According to Oil World latest forecast, Brazil and South America's soy bean reserves suffered a strong reduction following recent sales while the global supply could be affected depending on the US crop and weather in the northern hemisphere.
The oil seed reserves from Brazil, Argentina, Paraguay and Uruguay (Mercosur members), the region's main producers and exporters, stood at 53.1 million tons on July 1st, which is 20 million tons below the same date a year ago, pushed mainly by increased sales and milling.
"US soy reserves are expected to reach a minimum towards the end of August, which could cause difficulties for future deliveries in the first two to three September weeks, particularly if the crop suffers delays," adds the forecast.
Brazilian reserves stand at 27 million tons from 35 million in July 2008. This was caused by a boost of sales during June, 6.2 million tons compared to 3.54 million tons a year ago, spurred by the high prices of last year's crop.
In Argentina reserves are down to 24.2 million tons from almost 35 million tons in July 2008, said Oil World.

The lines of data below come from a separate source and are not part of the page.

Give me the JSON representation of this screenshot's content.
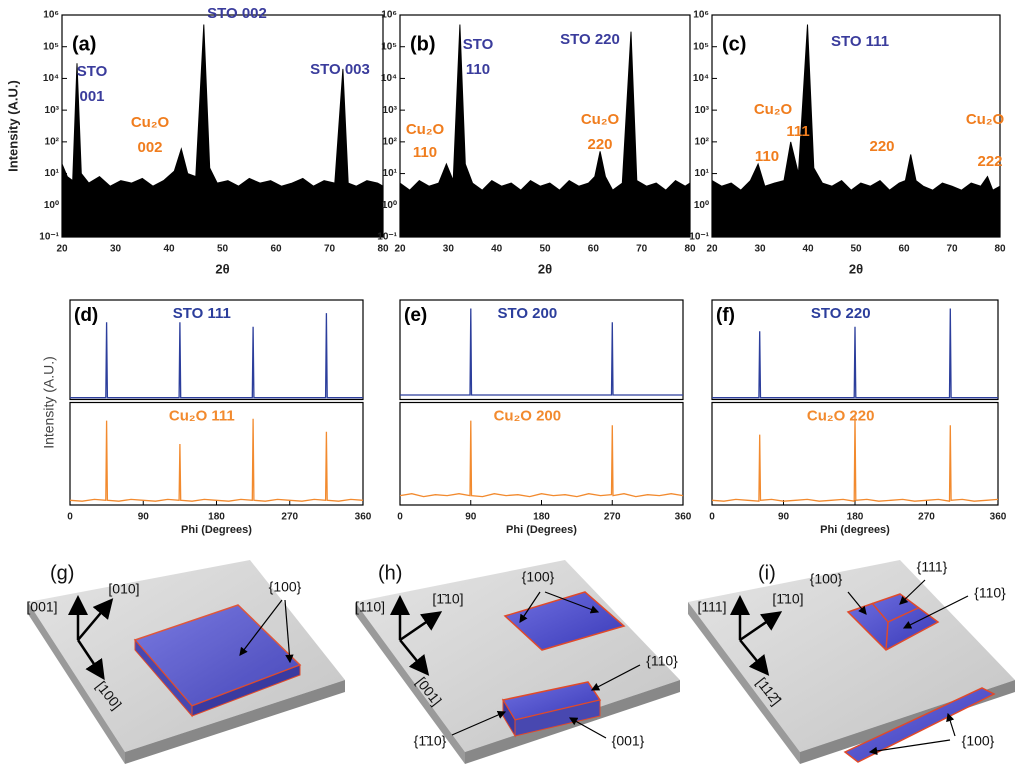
{
  "chart_data": [
    {
      "type": "line",
      "title": "(a)",
      "xlabel": "2θ",
      "ylabel": "Intensity (A.U.)",
      "log_y": true,
      "fill": true,
      "color": "#000000",
      "xlim": [
        20,
        80
      ],
      "xticks": [
        20,
        30,
        40,
        50,
        60,
        70,
        80
      ],
      "ylim": [
        0.1,
        1000000
      ],
      "yticks": [
        {
          "value": 0.1,
          "label": "10⁻¹"
        },
        {
          "value": 1,
          "label": "10⁰"
        },
        {
          "value": 10,
          "label": "10¹"
        },
        {
          "value": 100,
          "label": "10²"
        },
        {
          "value": 1000,
          "label": "10³"
        },
        {
          "value": 10000,
          "label": "10⁴"
        },
        {
          "value": 100000,
          "label": "10⁵"
        },
        {
          "value": 1000000,
          "label": "10⁶"
        }
      ],
      "x": [
        20,
        21,
        22,
        22.8,
        23.6,
        25,
        27,
        29,
        31,
        33,
        35,
        37,
        39,
        41,
        42.3,
        43.5,
        45,
        46.5,
        47.6,
        49,
        51,
        53,
        55,
        57,
        59,
        61,
        63,
        65,
        67,
        69,
        71,
        72.5,
        73.5,
        75,
        77,
        79,
        80
      ],
      "values": [
        20,
        8,
        6,
        30000,
        10,
        5,
        8,
        4,
        6,
        5,
        7,
        4,
        6,
        12,
        60,
        10,
        8,
        500000,
        15,
        5,
        6,
        4,
        7,
        5,
        6,
        4,
        5,
        7,
        4,
        6,
        5,
        20000,
        5,
        4,
        6,
        5,
        4
      ],
      "annotations": [
        {
          "text": "STO",
          "color": "#3a3c9c"
        },
        {
          "text": "001",
          "color": "#3a3c9c"
        },
        {
          "text": "Cu₂O",
          "color": "#f07d1e"
        },
        {
          "text": "002",
          "color": "#f07d1e"
        },
        {
          "text": "STO 002",
          "color": "#3a3c9c"
        },
        {
          "text": "STO 003",
          "color": "#3a3c9c"
        }
      ]
    },
    {
      "type": "line",
      "title": "(b)",
      "xlabel": "2θ",
      "log_y": true,
      "fill": true,
      "color": "#000000",
      "xlim": [
        20,
        80
      ],
      "xticks": [
        20,
        30,
        40,
        50,
        60,
        70,
        80
      ],
      "ylim": [
        0.1,
        1000000
      ],
      "yticks": [
        {
          "value": 0.1,
          "label": "10⁻¹"
        },
        {
          "value": 1,
          "label": "10⁰"
        },
        {
          "value": 10,
          "label": "10¹"
        },
        {
          "value": 100,
          "label": "10²"
        },
        {
          "value": 1000,
          "label": "10³"
        },
        {
          "value": 10000,
          "label": "10⁴"
        },
        {
          "value": 100000,
          "label": "10⁵"
        },
        {
          "value": 1000000,
          "label": "10⁶"
        }
      ],
      "x": [
        20,
        22,
        24,
        26,
        28,
        29.6,
        31,
        32.4,
        33.5,
        35,
        37,
        39,
        41,
        43,
        45,
        47,
        49,
        51,
        53,
        55,
        57,
        59,
        60.3,
        61.4,
        62.5,
        64,
        66,
        67.8,
        69,
        71,
        73,
        75,
        77,
        79,
        80
      ],
      "values": [
        5,
        3,
        6,
        4,
        5,
        20,
        6,
        500000,
        20,
        5,
        3,
        6,
        4,
        5,
        3,
        6,
        4,
        5,
        3,
        6,
        4,
        5,
        8,
        50,
        8,
        3,
        5,
        300000,
        6,
        4,
        5,
        3,
        6,
        4,
        5
      ],
      "annotations": [
        {
          "text": "Cu₂O",
          "color": "#f07d1e"
        },
        {
          "text": "110",
          "color": "#f07d1e"
        },
        {
          "text": "STO",
          "color": "#3a3c9c"
        },
        {
          "text": "110",
          "color": "#3a3c9c"
        },
        {
          "text": "STO 220",
          "color": "#3a3c9c"
        },
        {
          "text": "Cu₂O",
          "color": "#f07d1e"
        },
        {
          "text": "220",
          "color": "#f07d1e"
        }
      ]
    },
    {
      "type": "line",
      "title": "(c)",
      "xlabel": "2θ",
      "log_y": true,
      "fill": true,
      "color": "#000000",
      "xlim": [
        20,
        80
      ],
      "xticks": [
        20,
        30,
        40,
        50,
        60,
        70,
        80
      ],
      "ylim": [
        0.1,
        1000000
      ],
      "yticks": [
        {
          "value": 0.1,
          "label": "10⁻¹"
        },
        {
          "value": 1,
          "label": "10⁰"
        },
        {
          "value": 10,
          "label": "10¹"
        },
        {
          "value": 100,
          "label": "10²"
        },
        {
          "value": 1000,
          "label": "10³"
        },
        {
          "value": 10000,
          "label": "10⁴"
        },
        {
          "value": 100000,
          "label": "10⁵"
        },
        {
          "value": 1000000,
          "label": "10⁶"
        }
      ],
      "x": [
        20,
        22,
        24,
        26,
        28,
        29.6,
        31,
        33,
        35,
        36.4,
        38,
        39.9,
        41.2,
        43,
        45,
        47,
        49,
        51,
        53,
        55,
        57,
        59,
        60.3,
        61.4,
        62.5,
        64,
        66,
        68,
        70,
        72,
        74,
        76,
        77.4,
        78.5,
        80
      ],
      "values": [
        6,
        4,
        5,
        3,
        6,
        20,
        4,
        5,
        6,
        100,
        10,
        500000,
        15,
        5,
        4,
        6,
        3,
        5,
        4,
        6,
        3,
        5,
        6,
        40,
        6,
        4,
        3,
        5,
        4,
        3,
        5,
        4,
        8,
        3,
        4
      ],
      "annotations": [
        {
          "text": "Cu₂O",
          "color": "#f07d1e"
        },
        {
          "text": "111",
          "color": "#f07d1e"
        },
        {
          "text": "110",
          "color": "#f07d1e"
        },
        {
          "text": "STO 111",
          "color": "#3a3c9c"
        },
        {
          "text": "220",
          "color": "#f07d1e"
        },
        {
          "text": "Cu₂O",
          "color": "#f07d1e"
        },
        {
          "text": "222",
          "color": "#f07d1e"
        }
      ]
    },
    {
      "type": "line",
      "title": "(d)",
      "xlabel": "Phi (Degrees)",
      "ylabel": "Intensity (A.U.)",
      "subplots": true,
      "xlim": [
        0,
        360
      ],
      "xticks": [
        0,
        90,
        180,
        270,
        360
      ],
      "ylim": [
        0,
        1.05
      ],
      "x": [
        0,
        15,
        30,
        44,
        45,
        46,
        60,
        75,
        90,
        105,
        120,
        134,
        135,
        136,
        150,
        165,
        180,
        195,
        210,
        224,
        225,
        226,
        240,
        255,
        270,
        285,
        300,
        314,
        315,
        316,
        330,
        345,
        360
      ],
      "series": [
        {
          "name": "STO 111",
          "color": "#2c3e9c",
          "values": [
            0.02,
            0.02,
            0.02,
            0.02,
            0.85,
            0.02,
            0.02,
            0.02,
            0.02,
            0.02,
            0.02,
            0.02,
            0.85,
            0.02,
            0.02,
            0.02,
            0.02,
            0.02,
            0.02,
            0.02,
            0.8,
            0.02,
            0.02,
            0.02,
            0.02,
            0.02,
            0.02,
            0.02,
            0.95,
            0.02,
            0.02,
            0.02,
            0.02
          ]
        },
        {
          "name": "Cu₂O 111",
          "color": "#f28a2e",
          "values": [
            0.05,
            0.04,
            0.06,
            0.05,
            0.9,
            0.05,
            0.04,
            0.06,
            0.05,
            0.04,
            0.06,
            0.05,
            0.65,
            0.05,
            0.04,
            0.06,
            0.05,
            0.04,
            0.06,
            0.05,
            0.92,
            0.05,
            0.04,
            0.06,
            0.05,
            0.04,
            0.06,
            0.05,
            0.78,
            0.05,
            0.04,
            0.06,
            0.05
          ]
        }
      ]
    },
    {
      "type": "line",
      "title": "(e)",
      "xlabel": "Phi (Degrees)",
      "subplots": true,
      "xlim": [
        0,
        360
      ],
      "xticks": [
        0,
        90,
        180,
        270,
        360
      ],
      "ylim": [
        0,
        1.05
      ],
      "x": [
        0,
        15,
        30,
        45,
        60,
        75,
        89,
        90,
        91,
        105,
        120,
        135,
        150,
        165,
        180,
        195,
        210,
        225,
        240,
        255,
        269,
        270,
        271,
        285,
        300,
        315,
        330,
        345,
        360
      ],
      "series": [
        {
          "name": "STO 200",
          "color": "#2c3e9c",
          "values": [
            0.05,
            0.05,
            0.05,
            0.05,
            0.05,
            0.05,
            0.05,
            1.0,
            0.05,
            0.05,
            0.05,
            0.05,
            0.05,
            0.05,
            0.05,
            0.05,
            0.05,
            0.05,
            0.05,
            0.05,
            0.05,
            0.85,
            0.05,
            0.05,
            0.05,
            0.05,
            0.05,
            0.05,
            0.05
          ]
        },
        {
          "name": "Cu₂O 200",
          "color": "#f28a2e",
          "values": [
            0.1,
            0.12,
            0.09,
            0.11,
            0.1,
            0.12,
            0.1,
            0.9,
            0.1,
            0.09,
            0.12,
            0.1,
            0.11,
            0.09,
            0.12,
            0.1,
            0.11,
            0.09,
            0.12,
            0.1,
            0.11,
            0.85,
            0.1,
            0.12,
            0.09,
            0.11,
            0.1,
            0.12,
            0.1
          ]
        }
      ]
    },
    {
      "type": "line",
      "title": "(f)",
      "xlabel": "Phi (degrees)",
      "subplots": true,
      "xlim": [
        0,
        360
      ],
      "xticks": [
        0,
        90,
        180,
        270,
        360
      ],
      "ylim": [
        0,
        1.05
      ],
      "x": [
        0,
        15,
        30,
        45,
        59,
        60,
        61,
        75,
        90,
        105,
        120,
        135,
        150,
        165,
        179,
        180,
        181,
        195,
        210,
        225,
        240,
        255,
        270,
        285,
        299,
        300,
        301,
        315,
        330,
        345,
        360
      ],
      "series": [
        {
          "name": "STO 220",
          "color": "#2c3e9c",
          "values": [
            0.02,
            0.02,
            0.02,
            0.02,
            0.02,
            0.75,
            0.02,
            0.02,
            0.02,
            0.02,
            0.02,
            0.02,
            0.02,
            0.02,
            0.02,
            0.8,
            0.02,
            0.02,
            0.02,
            0.02,
            0.02,
            0.02,
            0.02,
            0.02,
            0.02,
            1.0,
            0.02,
            0.02,
            0.02,
            0.02,
            0.02
          ]
        },
        {
          "name": "Cu₂O 220",
          "color": "#f28a2e",
          "values": [
            0.05,
            0.04,
            0.06,
            0.05,
            0.04,
            0.75,
            0.05,
            0.06,
            0.04,
            0.05,
            0.06,
            0.04,
            0.05,
            0.06,
            0.04,
            0.95,
            0.05,
            0.06,
            0.04,
            0.05,
            0.06,
            0.04,
            0.05,
            0.06,
            0.04,
            0.85,
            0.05,
            0.06,
            0.04,
            0.05,
            0.06
          ]
        }
      ]
    }
  ],
  "diagrams": [
    {
      "label": "(g)",
      "axes": [
        "[001]",
        "[010]",
        "[100]"
      ],
      "facets": [
        "{100}"
      ]
    },
    {
      "label": "(h)",
      "axes": [
        "[110]",
        "[1̄10]",
        "[001]"
      ],
      "facets": [
        "{100}",
        "{110}",
        "{1̄10}",
        "{001}"
      ]
    },
    {
      "label": "(i)",
      "axes": [
        "[111]",
        "[1̄10]",
        "[112̄]"
      ],
      "facets": [
        "{100}",
        "{111}",
        "{110}",
        "{100}"
      ]
    }
  ]
}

Based on these figures export estimates for the rest of the year until February 2010 are forecasted in 1.3 million tons compared to the 7.2 million tons of the same period a year ago.
"Argentina farmers could act cautiously and make few deals in the coming weeks, since they are not short of money given the high level of operations in recent months," said the report.
Following the results of the mid term elections at the end of June Argentine farmers are hopeful that Congress could reduce export taxes on grains and oilseeds over which they have clashed with President Cristina Fernandez de Kirchner administration for the last 18 months negatively altering planting decisions and activities.